Entertainment

Bill Cosby comedy scrapped amid new sex assault allegations

NBC has dropped plans for a new Bill Cosby sitcom after another sexual assault allegation against the comic emerged.

Comedian's new sitcom 'is no longer under development,' said NBC spokeswoman

NBC drops new Bill Cosby show

10 years ago
Duration 2:56
The project is 'no longer under development,' as more allegations of sexual assault have emerged

NBC says it has scrapped a Bill Cosby comedy that was under development, the second outlet within a day to put off or abandon a Cosby project as another sexual assault allegation against the comic has emerged.

NBC spokeswoman Rebecca Marks said Wednesday the project "is no longer under development," and had no further comment.

A representative from the Comedy Network also confirmed to CBC News Wednesday that the special Bill Cosby: Far from Finished that was scheduled to air Nov. 30 will no longer air. There are no plans to air it at a later date. 

The announcements come after Netflix announced late Tuesday that it was postponing the Nov. 27 premiere of a new Cosby standup comedy special.

New allegations emerge

Actress Janice Dickinson became the third woman in recent weeks to allege she'd been assaulted by Cosby when she told Entertainment Tonight Tuesday that she was sexually assaulted by the comic in 1982.

Bill Cosby, shown during a Sept. 26 standup performance, was silent when asked about the allegations in an NPR interview last week. (Ethan Miller/Getty Images)
In the interview, Dickinson said she met Cosby in Lake Tahoe at his urging after he said that he would help her with her singing career.

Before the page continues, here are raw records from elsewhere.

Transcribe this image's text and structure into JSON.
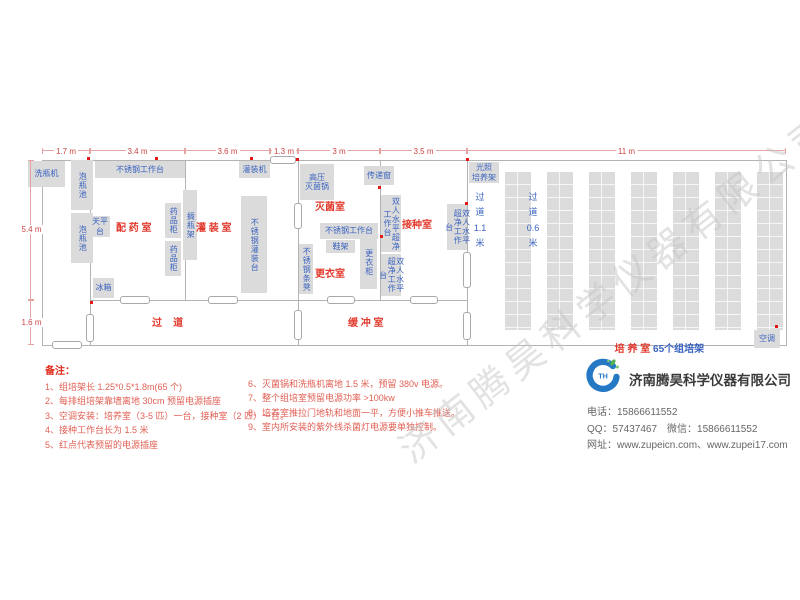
{
  "watermark": "济南腾昊科学仪器有限公司",
  "plan": {
    "dims_top": [
      {
        "label": "1.7 m",
        "x1": 42,
        "x2": 90
      },
      {
        "label": "3.4 m",
        "x1": 90,
        "x2": 185
      },
      {
        "label": "3.6 m",
        "x1": 185,
        "x2": 270
      },
      {
        "label": "1.3 m",
        "x1": 270,
        "x2": 298
      },
      {
        "label": "3 m",
        "x1": 298,
        "x2": 380
      },
      {
        "label": "3.5 m",
        "x1": 380,
        "x2": 467
      },
      {
        "label": "11 m",
        "x1": 467,
        "x2": 786
      }
    ],
    "dims_left": [
      {
        "label": "5.4 m",
        "y1": 160,
        "y2": 300
      },
      {
        "label": "1.6 m",
        "y1": 300,
        "y2": 345
      }
    ],
    "rooms": [
      {
        "name": "room-dispensing",
        "label": "配 药 室",
        "x": 116,
        "y": 219
      },
      {
        "name": "room-filling",
        "label": "灌 装 室",
        "x": 196,
        "y": 219
      },
      {
        "name": "room-sterilizing",
        "label": "灭菌室",
        "x": 315,
        "y": 198
      },
      {
        "name": "room-inoculation",
        "label": "接种室",
        "x": 402,
        "y": 216
      },
      {
        "name": "room-changing",
        "label": "更衣室",
        "x": 315,
        "y": 265
      },
      {
        "name": "corridor",
        "label": "过    道",
        "x": 152,
        "y": 314
      },
      {
        "name": "room-buffer",
        "label": "缓 冲 室",
        "x": 348,
        "y": 314
      }
    ],
    "culture_room_red": "培 养 室 ",
    "culture_room_blue": "65个组培架",
    "corridors": [
      {
        "name": "aisle-1-1m",
        "label": "过\n道\n1.1\n米",
        "x": 472,
        "y": 190
      },
      {
        "name": "aisle-0-6m",
        "label": "过\n道\n0.6\n米",
        "x": 525,
        "y": 190
      }
    ],
    "racks": {
      "count": 7,
      "x": 505,
      "y": 172,
      "w": 26,
      "stride": 42,
      "h": 158
    },
    "equipment": [
      {
        "name": "bottle-washer",
        "label": "洗瓶机",
        "x": 28,
        "y": 161,
        "w": 37,
        "h": 26,
        "v": false
      },
      {
        "name": "soak-pool-1",
        "label": "泡瓶池",
        "x": 71,
        "y": 160,
        "w": 22,
        "h": 50,
        "v": true
      },
      {
        "name": "soak-pool-2",
        "label": "泡瓶池",
        "x": 71,
        "y": 213,
        "w": 22,
        "h": 50,
        "v": true
      },
      {
        "name": "steel-workbench-1",
        "label": "不锈钢工作台",
        "x": 95,
        "y": 161,
        "w": 90,
        "h": 17,
        "v": false
      },
      {
        "name": "filling-machine",
        "label": "灌装机",
        "x": 239,
        "y": 161,
        "w": 31,
        "h": 17,
        "v": false
      },
      {
        "name": "balance-table",
        "label": "天平台",
        "x": 90,
        "y": 216,
        "w": 20,
        "h": 21,
        "v": false
      },
      {
        "name": "medicine-cabinet-1",
        "label": "药品柜",
        "x": 165,
        "y": 203,
        "w": 16,
        "h": 35,
        "v": true
      },
      {
        "name": "medicine-cabinet-2",
        "label": "药品柜",
        "x": 165,
        "y": 241,
        "w": 16,
        "h": 35,
        "v": true
      },
      {
        "name": "bottle-rack",
        "label": "搁瓶架",
        "x": 183,
        "y": 190,
        "w": 14,
        "h": 70,
        "v": true
      },
      {
        "name": "steel-filling-table",
        "label": "不锈钢灌装台",
        "x": 241,
        "y": 196,
        "w": 26,
        "h": 97,
        "v": true
      },
      {
        "name": "fridge",
        "label": "冰箱",
        "x": 93,
        "y": 278,
        "w": 21,
        "h": 20,
        "v": false
      },
      {
        "name": "autoclave",
        "label": "高压\n灭菌锅",
        "x": 300,
        "y": 164,
        "w": 34,
        "h": 36,
        "v": false
      },
      {
        "name": "pass-through-window",
        "label": "传递窗",
        "x": 364,
        "y": 166,
        "w": 30,
        "h": 19,
        "v": false
      },
      {
        "name": "clean-bench-1",
        "label": "双人水平超净工作台",
        "x": 381,
        "y": 195,
        "w": 20,
        "h": 57,
        "v": true
      },
      {
        "name": "steel-workbench-2",
        "label": "不锈钢工作台",
        "x": 320,
        "y": 223,
        "w": 58,
        "h": 16,
        "v": false
      },
      {
        "name": "shoe-rack",
        "label": "鞋架",
        "x": 326,
        "y": 240,
        "w": 29,
        "h": 13,
        "v": false
      },
      {
        "name": "locker",
        "label": "更衣柜",
        "x": 360,
        "y": 236,
        "w": 17,
        "h": 53,
        "v": true
      },
      {
        "name": "steel-bench",
        "label": "不锈钢条凳",
        "x": 299,
        "y": 244,
        "w": 14,
        "h": 50,
        "v": true
      },
      {
        "name": "clean-bench-2",
        "label": "双人水平超净工作台",
        "x": 381,
        "y": 254,
        "w": 20,
        "h": 42,
        "v": true
      },
      {
        "name": "clean-bench-3",
        "label": "双人水平超净工作台",
        "x": 447,
        "y": 204,
        "w": 20,
        "h": 46,
        "v": true
      },
      {
        "name": "light-culture-rack",
        "label": "光照\n培养架",
        "x": 469,
        "y": 162,
        "w": 30,
        "h": 21,
        "v": false
      },
      {
        "name": "air-conditioner",
        "label": "空调",
        "x": 754,
        "y": 330,
        "w": 26,
        "h": 18,
        "v": false
      }
    ],
    "outlets": [
      [
        87,
        157
      ],
      [
        155,
        157
      ],
      [
        250,
        157
      ],
      [
        378,
        186
      ],
      [
        465,
        202
      ],
      [
        775,
        325
      ],
      [
        90,
        301
      ],
      [
        380,
        235
      ],
      [
        296,
        158
      ],
      [
        466,
        158
      ]
    ]
  },
  "notes": {
    "title": "备注：",
    "left": [
      "1、组培架长 1.25*0.5*1.8m(65 个)",
      "2、每排组培架靠墙离地 30cm 预留电源插座",
      "3、空调安装：培养室（3-5 匹）一台，接种室（2 匹）一台。",
      "4、接种工作台长为 1.5 米",
      "5、红点代表预留的电源插座"
    ],
    "right": [
      "6、灭菌锅和洗瓶机离地 1.5 米，预留 380v 电源。",
      "7、整个组培室预留电源功率 >100kw",
      "8、培养室推拉门地轨和地面一平，方便小推车推送。",
      "9、室内所安装的紫外线杀菌灯电源要单独控制。"
    ]
  },
  "company": {
    "name": "济南腾昊科学仪器有限公司",
    "lines": [
      "电话：15866611552",
      "QQ：57437467　微信：15866611552",
      "网址：www.zupeicn.com、www.zupei17.com"
    ]
  }
}
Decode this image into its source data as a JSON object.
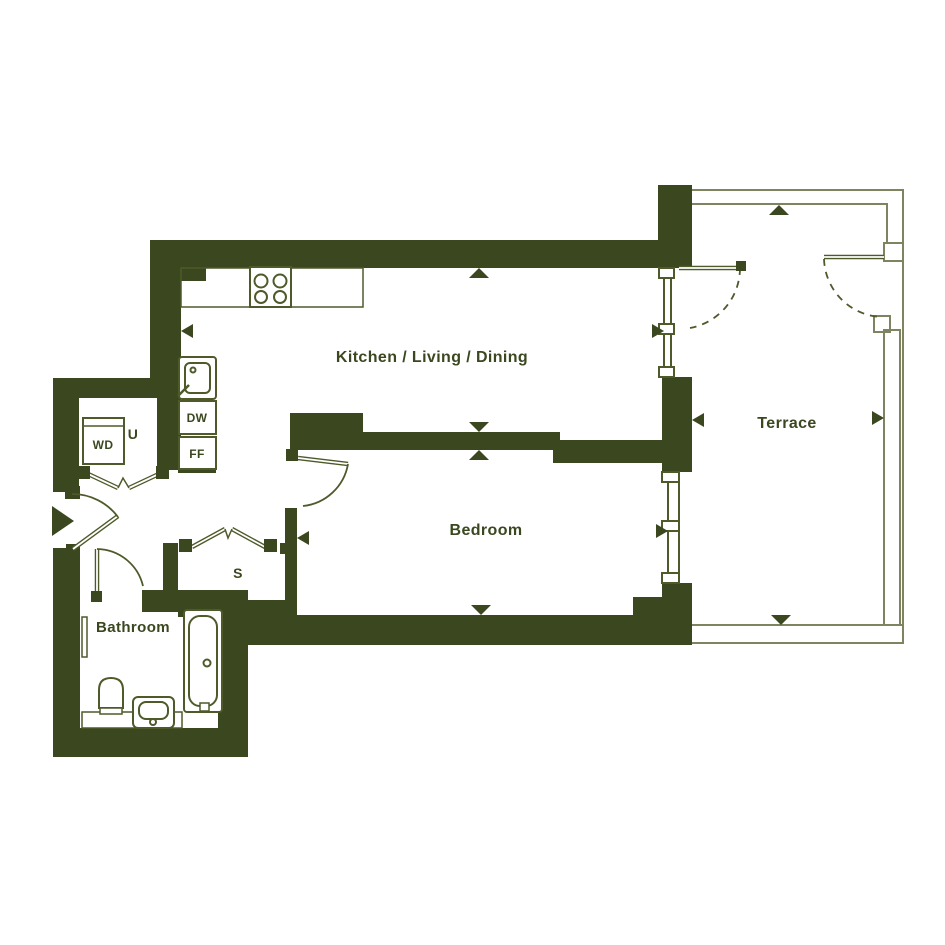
{
  "plan": {
    "type": "apartment-floor-plan",
    "rooms": {
      "kitchen": {
        "label": "Kitchen / Living / Dining"
      },
      "terrace": {
        "label": "Terrace"
      },
      "bedroom": {
        "label": "Bedroom"
      },
      "bathroom": {
        "label": "Bathroom"
      },
      "utility": {
        "label": "U"
      },
      "store": {
        "label": "S"
      }
    },
    "appliances": {
      "washer_dryer": {
        "label": "WD"
      },
      "dishwasher": {
        "label": "DW"
      },
      "fridge_freezer": {
        "label": "FF"
      }
    },
    "colors": {
      "wall": "#3b471f",
      "door_line": "#4e5a2a",
      "fixture_line": "#4e5a2a",
      "railing": "#7f8360",
      "text": "#3b471f",
      "background": "#ffffff"
    }
  }
}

They had met earlier when her agent had introduced them, hoping that she could get a job on The Cosby Show.

Dickinson said that after dinner, she and Cosby were in her hotel room and that he gave her some red wine and a pill. She told Entertainment Tonight she had asked for a pill because she had been suffering stomach pains.

"The next morning I woke up and I wasn't wearing my pyjamas and I remembered before I passed out I had been sexually assaulted by this man," she said. She said she remembered Cosby dropping the robe he had been wearing and getting on top of her.

She said she never confronted Cosby about the incident.

"I'm doing this because it's the right thing to do and this happened to me and this is a true story," she said.

The 57-year-old former model also told the show that she wrote about the assault in her 2002 autobiography, No Lifeguard on Duty: The Accidental Life of the World's First Supermodel, but that Cosby and his lawyers pressured her and the publisher to remove the details.

Dickinson 'lying about Bill Cosby'

Bill Cosby's lawyer insists that Janice Dickinson is making it all up.

Model and TV host Janice Dickinson is adding her name to the women who have accused comic Bill Cosby of sexual assault. (The Associated Press)
"Janice [Dickinson's] story accusing Bill Cosby of rape is a complete lie," Marty Singer said in a statement Wednesday to NBC affiliate WCAU-TV.

"There is documentary proof that Janice Dickinson is fabricating and lying about Bill Cosby." 

"The only story she gave 12 years ago in her autobiography as well as her interview with the media was that she refused to sleep with Mr. Cosby and he blew her off," he said.  "You can confirm with Harper Collins that she never claimed Mr. Cosby raped her, that no attorney representing Bill Cosby tried to kill the story (since there was no such story) and no one tried to prevent anything she wanted to say about Bill Cosby in her book."

In the memoir, Dickinson described stopping herself at his hotel room door when he invited her in after dinner, claiming exhaustion.

"After all I've done for you, that's what I get? 'I'm exhausted,'' Dickinson quoted Cosby as saying. He then "gave me the dirtiest, meanest look in the world, stepped into his suite, and slammed the door in my face," she wrote.

Spiralling scandal 

Cosby, 77, who was never criminally charged in any case, settled a civil suit in 2006 with another woman over an alleged incident two years before.

Attention to the legendary entertainer's past flared suddenly in recent weeks after another comic, Hannibal Buress, called Cosby a "rapist" during a Philadelphia performance. Two other women have emerged as accusers, including Barbara Bowman, who wrote an online Washington Post piece.

Cosby himself has remained silent, and his lawyer, John P. Schmitt, issued a statement Sunday saying his client would not dignify "decade-old, discredited" claims of sexual abuse with a response. Schmitt later exempted the 2006 civil case from the blanket statement.